Nuestro cuerpo se parece a un automóvil. Al nacer recibimos uno cero kilómetro, que con el uso y el paso del tiempo se va gastando. El desgaste es inevitable, por eso, si queremos que el auto dure más tiempo y siga funcionando bien, es importante ocuparse de lo que mi Maestro llama «el mantenimiento». Por ejemplo, conviene fijarnos que no le falte agua y algo muy importante: donde va el agua, lo mejor es poner agua y no, por ejemplo, cerveza. También conviene fijarnos que no le falte nafta y algo muy importante: donde va la nafta, lo mejor es poner nafta y no, por ejemplo, coca cola. Alguien dirá: «Es mi auto y si quiero le pongo coca cola». Es cierto, pero seguramente el motor no va durar lo mismo.
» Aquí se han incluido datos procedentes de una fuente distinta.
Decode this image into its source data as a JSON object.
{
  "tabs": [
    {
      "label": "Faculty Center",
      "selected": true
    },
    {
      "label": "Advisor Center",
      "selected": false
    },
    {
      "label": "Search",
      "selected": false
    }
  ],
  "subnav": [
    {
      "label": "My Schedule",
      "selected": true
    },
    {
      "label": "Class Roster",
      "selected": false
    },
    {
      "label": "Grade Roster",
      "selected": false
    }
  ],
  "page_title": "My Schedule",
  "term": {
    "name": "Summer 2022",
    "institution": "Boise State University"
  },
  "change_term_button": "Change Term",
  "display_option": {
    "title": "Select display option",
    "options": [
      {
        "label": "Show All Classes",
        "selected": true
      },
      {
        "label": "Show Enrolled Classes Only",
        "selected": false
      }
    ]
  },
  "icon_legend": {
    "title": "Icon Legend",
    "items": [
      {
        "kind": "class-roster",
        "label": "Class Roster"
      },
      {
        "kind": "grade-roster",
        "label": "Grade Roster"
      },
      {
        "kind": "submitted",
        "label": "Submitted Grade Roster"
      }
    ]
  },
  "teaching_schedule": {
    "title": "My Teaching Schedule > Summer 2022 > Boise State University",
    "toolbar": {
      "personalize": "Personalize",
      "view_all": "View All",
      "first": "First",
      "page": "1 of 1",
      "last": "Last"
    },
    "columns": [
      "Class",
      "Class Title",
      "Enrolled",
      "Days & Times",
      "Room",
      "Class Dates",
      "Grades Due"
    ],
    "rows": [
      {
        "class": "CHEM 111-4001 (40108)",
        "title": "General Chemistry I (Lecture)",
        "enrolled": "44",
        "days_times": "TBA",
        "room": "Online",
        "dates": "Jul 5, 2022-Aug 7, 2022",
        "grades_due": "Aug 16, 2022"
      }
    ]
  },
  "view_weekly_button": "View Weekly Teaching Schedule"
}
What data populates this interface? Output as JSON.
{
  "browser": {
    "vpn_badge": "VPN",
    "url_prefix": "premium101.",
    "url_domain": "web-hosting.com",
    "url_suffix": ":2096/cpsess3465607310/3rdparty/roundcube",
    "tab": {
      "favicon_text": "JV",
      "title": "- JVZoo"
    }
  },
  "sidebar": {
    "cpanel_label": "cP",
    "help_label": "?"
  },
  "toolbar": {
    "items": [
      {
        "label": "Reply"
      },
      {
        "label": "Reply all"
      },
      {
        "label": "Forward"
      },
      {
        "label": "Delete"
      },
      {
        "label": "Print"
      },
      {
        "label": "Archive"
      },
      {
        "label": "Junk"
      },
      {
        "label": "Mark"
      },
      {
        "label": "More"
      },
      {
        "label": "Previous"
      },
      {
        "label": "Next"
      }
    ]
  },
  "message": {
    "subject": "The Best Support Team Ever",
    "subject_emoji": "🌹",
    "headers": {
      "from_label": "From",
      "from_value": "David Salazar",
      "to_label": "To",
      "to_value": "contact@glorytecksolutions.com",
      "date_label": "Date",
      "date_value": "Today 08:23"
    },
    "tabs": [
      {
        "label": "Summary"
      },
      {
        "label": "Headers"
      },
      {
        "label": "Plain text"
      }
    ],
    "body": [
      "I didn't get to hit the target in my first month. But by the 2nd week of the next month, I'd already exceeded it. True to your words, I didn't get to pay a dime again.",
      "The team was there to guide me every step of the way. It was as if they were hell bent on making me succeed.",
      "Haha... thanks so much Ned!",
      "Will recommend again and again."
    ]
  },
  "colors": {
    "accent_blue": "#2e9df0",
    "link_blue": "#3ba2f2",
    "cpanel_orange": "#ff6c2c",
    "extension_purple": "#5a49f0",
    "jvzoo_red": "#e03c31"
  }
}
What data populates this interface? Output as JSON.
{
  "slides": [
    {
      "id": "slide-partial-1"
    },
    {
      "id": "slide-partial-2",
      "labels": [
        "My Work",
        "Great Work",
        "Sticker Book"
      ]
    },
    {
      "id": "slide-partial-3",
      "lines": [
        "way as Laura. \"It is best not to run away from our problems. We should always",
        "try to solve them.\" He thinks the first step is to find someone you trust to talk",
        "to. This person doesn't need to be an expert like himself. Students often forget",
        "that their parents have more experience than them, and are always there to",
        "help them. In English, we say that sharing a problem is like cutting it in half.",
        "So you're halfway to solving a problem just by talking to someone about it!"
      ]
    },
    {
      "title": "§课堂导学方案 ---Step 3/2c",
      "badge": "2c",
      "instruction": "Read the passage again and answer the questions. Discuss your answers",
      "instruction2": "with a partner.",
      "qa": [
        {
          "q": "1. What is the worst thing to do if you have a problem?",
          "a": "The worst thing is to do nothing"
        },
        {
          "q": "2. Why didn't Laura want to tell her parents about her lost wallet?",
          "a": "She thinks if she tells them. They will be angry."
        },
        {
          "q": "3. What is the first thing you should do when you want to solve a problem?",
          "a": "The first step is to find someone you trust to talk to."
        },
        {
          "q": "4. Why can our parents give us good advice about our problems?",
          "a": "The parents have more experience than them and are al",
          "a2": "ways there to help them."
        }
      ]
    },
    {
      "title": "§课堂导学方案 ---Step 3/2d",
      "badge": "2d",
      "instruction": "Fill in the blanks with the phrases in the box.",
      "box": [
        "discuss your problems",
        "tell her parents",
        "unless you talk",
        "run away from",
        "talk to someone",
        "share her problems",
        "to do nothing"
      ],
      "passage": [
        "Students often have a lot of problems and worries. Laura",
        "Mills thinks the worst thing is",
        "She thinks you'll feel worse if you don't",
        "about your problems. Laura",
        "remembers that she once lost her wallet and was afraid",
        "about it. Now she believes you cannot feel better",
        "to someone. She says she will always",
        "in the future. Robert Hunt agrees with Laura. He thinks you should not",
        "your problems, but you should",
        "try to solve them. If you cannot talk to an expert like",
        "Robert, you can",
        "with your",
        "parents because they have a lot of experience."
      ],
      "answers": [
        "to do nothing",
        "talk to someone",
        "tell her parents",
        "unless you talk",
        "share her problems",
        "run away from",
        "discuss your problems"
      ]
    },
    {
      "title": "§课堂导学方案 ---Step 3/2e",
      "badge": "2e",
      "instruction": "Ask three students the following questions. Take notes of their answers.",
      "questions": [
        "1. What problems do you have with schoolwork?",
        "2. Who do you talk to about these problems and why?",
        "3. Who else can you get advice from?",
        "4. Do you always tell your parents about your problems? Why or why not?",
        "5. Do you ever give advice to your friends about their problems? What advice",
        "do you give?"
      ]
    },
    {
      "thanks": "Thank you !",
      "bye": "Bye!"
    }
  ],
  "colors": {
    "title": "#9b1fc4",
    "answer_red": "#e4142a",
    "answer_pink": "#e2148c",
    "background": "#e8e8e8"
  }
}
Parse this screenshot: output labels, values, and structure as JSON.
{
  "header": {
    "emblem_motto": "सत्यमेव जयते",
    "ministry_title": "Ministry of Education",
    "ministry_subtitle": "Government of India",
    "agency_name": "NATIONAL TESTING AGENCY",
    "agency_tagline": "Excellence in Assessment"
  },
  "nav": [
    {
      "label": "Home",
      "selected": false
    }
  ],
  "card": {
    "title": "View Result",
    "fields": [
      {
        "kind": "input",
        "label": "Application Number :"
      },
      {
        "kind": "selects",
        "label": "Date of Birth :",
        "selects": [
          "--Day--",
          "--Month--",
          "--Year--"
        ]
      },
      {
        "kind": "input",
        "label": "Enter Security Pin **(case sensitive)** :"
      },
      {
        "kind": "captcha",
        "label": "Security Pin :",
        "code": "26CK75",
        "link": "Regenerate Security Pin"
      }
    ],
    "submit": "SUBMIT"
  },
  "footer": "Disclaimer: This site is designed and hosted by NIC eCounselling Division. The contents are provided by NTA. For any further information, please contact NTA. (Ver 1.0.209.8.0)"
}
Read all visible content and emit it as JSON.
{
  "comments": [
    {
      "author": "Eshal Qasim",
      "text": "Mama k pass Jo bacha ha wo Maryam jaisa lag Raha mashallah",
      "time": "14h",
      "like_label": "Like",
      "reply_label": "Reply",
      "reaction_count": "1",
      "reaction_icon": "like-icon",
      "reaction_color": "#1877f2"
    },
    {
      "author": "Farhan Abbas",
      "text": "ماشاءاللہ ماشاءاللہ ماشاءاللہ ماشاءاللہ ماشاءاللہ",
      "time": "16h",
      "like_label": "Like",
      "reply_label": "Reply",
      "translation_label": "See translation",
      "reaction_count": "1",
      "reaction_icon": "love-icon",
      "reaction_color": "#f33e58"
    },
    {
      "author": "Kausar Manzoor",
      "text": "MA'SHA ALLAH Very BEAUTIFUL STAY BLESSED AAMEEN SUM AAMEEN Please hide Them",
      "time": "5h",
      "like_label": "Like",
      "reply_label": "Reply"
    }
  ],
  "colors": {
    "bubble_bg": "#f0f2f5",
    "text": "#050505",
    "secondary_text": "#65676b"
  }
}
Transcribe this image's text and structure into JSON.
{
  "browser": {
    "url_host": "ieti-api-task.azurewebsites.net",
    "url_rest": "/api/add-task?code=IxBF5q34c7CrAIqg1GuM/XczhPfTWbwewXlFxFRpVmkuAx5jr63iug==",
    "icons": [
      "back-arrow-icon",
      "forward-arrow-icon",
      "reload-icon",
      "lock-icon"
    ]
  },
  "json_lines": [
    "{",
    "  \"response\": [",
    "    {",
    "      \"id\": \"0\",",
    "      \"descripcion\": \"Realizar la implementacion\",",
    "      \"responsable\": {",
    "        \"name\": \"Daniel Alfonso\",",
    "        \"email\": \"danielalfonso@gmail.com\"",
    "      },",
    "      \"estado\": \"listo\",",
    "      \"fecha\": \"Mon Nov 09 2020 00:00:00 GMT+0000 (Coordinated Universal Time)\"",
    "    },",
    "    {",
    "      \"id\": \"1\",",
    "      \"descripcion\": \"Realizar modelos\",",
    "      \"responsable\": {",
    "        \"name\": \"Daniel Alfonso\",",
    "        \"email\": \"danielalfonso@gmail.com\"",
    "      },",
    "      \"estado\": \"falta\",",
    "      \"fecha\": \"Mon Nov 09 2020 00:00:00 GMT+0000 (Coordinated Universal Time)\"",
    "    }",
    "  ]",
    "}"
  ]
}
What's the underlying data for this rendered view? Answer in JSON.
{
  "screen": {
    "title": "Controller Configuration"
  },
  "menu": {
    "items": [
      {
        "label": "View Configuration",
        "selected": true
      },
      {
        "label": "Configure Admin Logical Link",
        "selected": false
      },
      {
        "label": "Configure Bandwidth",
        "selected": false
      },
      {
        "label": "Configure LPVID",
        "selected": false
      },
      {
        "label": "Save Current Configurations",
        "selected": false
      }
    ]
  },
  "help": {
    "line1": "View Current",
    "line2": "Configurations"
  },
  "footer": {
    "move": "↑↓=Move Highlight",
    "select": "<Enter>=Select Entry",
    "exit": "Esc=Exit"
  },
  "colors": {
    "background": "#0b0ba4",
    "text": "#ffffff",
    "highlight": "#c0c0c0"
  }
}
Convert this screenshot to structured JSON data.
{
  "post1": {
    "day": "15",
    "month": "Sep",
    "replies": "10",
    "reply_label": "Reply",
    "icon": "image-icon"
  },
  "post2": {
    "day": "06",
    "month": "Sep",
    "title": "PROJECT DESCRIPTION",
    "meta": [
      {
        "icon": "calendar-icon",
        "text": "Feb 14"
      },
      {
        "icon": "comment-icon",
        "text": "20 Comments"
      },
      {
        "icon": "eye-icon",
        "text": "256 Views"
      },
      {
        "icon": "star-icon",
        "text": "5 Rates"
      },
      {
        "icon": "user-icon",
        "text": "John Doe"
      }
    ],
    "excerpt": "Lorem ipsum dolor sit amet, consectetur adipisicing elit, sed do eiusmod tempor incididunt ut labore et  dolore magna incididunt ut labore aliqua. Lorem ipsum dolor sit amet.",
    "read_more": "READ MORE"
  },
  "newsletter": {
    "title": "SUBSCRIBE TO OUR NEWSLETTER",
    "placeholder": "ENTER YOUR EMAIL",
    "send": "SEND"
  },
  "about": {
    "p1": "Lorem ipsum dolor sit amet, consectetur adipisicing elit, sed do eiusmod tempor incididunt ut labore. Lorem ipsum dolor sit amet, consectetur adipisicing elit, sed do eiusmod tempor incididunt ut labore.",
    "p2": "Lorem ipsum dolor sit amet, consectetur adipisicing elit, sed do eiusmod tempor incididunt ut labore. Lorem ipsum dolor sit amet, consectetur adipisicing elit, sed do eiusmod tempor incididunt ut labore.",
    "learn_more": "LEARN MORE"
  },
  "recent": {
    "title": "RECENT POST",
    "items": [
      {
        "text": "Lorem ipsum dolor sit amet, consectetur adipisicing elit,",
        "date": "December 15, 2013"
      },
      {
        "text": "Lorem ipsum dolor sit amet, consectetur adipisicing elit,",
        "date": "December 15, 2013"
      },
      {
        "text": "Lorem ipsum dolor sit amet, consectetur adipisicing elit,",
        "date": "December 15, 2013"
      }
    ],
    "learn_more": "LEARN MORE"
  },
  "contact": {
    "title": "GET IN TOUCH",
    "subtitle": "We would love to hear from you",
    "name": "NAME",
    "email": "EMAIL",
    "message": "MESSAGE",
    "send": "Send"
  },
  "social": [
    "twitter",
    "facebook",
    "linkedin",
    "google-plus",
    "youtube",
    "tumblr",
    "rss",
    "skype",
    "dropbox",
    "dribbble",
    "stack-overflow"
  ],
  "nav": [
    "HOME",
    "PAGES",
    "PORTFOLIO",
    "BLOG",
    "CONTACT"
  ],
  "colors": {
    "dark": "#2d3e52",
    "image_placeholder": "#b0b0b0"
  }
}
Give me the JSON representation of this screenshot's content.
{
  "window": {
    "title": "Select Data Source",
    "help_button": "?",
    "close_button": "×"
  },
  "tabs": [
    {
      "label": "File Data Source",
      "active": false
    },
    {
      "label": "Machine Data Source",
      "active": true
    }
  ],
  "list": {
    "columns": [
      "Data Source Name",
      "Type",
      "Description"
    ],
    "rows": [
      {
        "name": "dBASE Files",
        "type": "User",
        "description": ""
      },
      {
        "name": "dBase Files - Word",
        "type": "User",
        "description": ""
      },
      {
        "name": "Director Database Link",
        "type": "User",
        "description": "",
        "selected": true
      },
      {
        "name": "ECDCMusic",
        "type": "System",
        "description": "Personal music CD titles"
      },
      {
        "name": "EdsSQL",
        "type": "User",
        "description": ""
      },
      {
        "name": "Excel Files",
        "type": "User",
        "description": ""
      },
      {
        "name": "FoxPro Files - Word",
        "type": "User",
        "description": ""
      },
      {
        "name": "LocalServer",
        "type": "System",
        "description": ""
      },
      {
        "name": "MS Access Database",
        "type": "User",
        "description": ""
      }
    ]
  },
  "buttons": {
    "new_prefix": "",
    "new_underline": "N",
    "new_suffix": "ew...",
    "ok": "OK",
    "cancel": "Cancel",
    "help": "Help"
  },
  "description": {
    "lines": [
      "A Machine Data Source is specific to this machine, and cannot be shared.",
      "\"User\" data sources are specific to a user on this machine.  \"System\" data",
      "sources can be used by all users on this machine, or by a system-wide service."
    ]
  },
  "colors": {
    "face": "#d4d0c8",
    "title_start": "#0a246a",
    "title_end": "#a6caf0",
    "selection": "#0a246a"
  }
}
Lo mismo pasa con nuestro cuerpo y la alimentación. Si comemos y bebemos correctamente, nos va a dar más tiempo de buen funcionamiento. Con el descanso, igual. Si uso mi auto como un taxi que circula las 24 horas los siete días de la semana, seguramente va a durar menos. El cuerpo también necesita un descanso correcto para mantenerse saludable. Podemos decir lo mismo sobre la actividad física. Si no uso mi auto por mucho tiempo, la batería se va a descargar, los mecanismos se van a oxidar y cuando quiera ponerlo en marcha, no va a arrancar. El cuerpo también necesita una ejercitación correcta que mantenga las articulaciones lubricadas, los músculos elásticos y fuertes, el corazón saludable y la mente despierta.

Y ya que hablamos de la mente, ella también necesita «mantenimiento». El taichi chuan, el chi kung u otras formas de meditación ayudan a limpiar la mente y mantenerla en forma. El caso de Alberto es muy ilustrativo sobre la enorme distancia que hay entre la información y la práctica. ¿Cómo es posible que una persona estudie kinesiología (kine=movimiento) y atienda miles de pacientes, pero termine con sus propias articulaciones anquilosadas y sus músculos rígidos y débiles? Su caso nos enseña que una cosa es estudiar y acumular información en la mente y otra cosa muy distinta es encarnar esa información y aplicarla en la propia vida, transformándola en una práctica cotidiana.

Prevenir este tipo de soberbia es también parte del «mantenimiento» de la mente.  La soberbia nos hace creer que «ya llegamos», que alcanzamos la meta y ahí comienza la decadencia. Mi Maestro siempre dice que no importa lo alto que hayamos llegado, siempre hay un nivel más alto al que podemos acceder. «Por encima del cielo hay otro cielo», suele decir para recordarnos que es importante mantenerse humilde como un principiante. Una mente que cree que «ya llegó» es una mente que empieza a envejecer.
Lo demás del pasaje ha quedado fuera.